The authors should recognize this issue by simply calling these genes something else and rewrite their manuscript accordingly. For example, instead of C1-1, C1-2, and C3, the authors could say Ca, Cb, Cc. Doing so will help them form the proper conclusions and the discussion will be more logical. Right now, for example, the authors try to understand on the sequence level why human IFITM1 and camel IFITM1 do not display the same antiviral activity against RVFV. If the authors conceded that camel IFITM1 is not an ortholog of human IFITM1, this discussion point becomes moot.  
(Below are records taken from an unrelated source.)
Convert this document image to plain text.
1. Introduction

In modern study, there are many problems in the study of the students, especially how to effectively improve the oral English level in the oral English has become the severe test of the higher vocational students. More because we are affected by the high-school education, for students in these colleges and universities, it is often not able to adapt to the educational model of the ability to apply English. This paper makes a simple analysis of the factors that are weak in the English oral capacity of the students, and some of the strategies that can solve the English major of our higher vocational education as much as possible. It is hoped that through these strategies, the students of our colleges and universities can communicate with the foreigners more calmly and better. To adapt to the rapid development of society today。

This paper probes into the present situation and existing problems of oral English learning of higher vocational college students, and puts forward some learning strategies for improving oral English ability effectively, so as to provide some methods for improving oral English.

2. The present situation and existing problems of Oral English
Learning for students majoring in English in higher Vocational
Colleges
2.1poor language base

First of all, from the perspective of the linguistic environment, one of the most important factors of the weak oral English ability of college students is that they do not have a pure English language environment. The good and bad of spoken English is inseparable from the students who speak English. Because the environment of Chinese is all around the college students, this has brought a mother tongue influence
Other than this major issue, I do not have any problems with the way the antiviral assays were performed and presented. It is a rather simple and straightforward presentation of data that incrementally adds to our understanding of how animal IFITM works in nature.

 

Minor:

 

Remove city and country of origin for the reagents listed in the Methods section.

Reviewer 2 Report

Marie-Pierre Confort et al tested the ability of multiple paralogues of IFITM from human, bovine, and camel to restrict RVFV and TOSV infection. Their result indicated that TOSV is blocked by many IFITMs, including human and bovine IFITM1, IFITM2, and IFITM3. but RVFV is inhibited only by human, bovine, and camel IFITM2 and/or IFITM3, as well as one camel IFITM1. Their finding is incremental to our understanding of IFITM antiviral function. However, the work does not provide much mechanism study and views. Overall, the manuscript appears descriptive in nature and could be improved by going deeper into a mechanistic/focused investigation.

Major points:

1. The authors only examined the IFITMs antiviral activity of inhibiting TOSV and RVFV by measuring infection rate and viral titer, but no mechanistic experiments were carried out, for example, susceptibility of viral entry mediated by envelop glycoprotein from TOSV and RVFV to IFITM should be examined.

2. No mechanistic experiments were carried out to figure out the differential ability of IFITMs to inhibit RVFV and TOSV infection.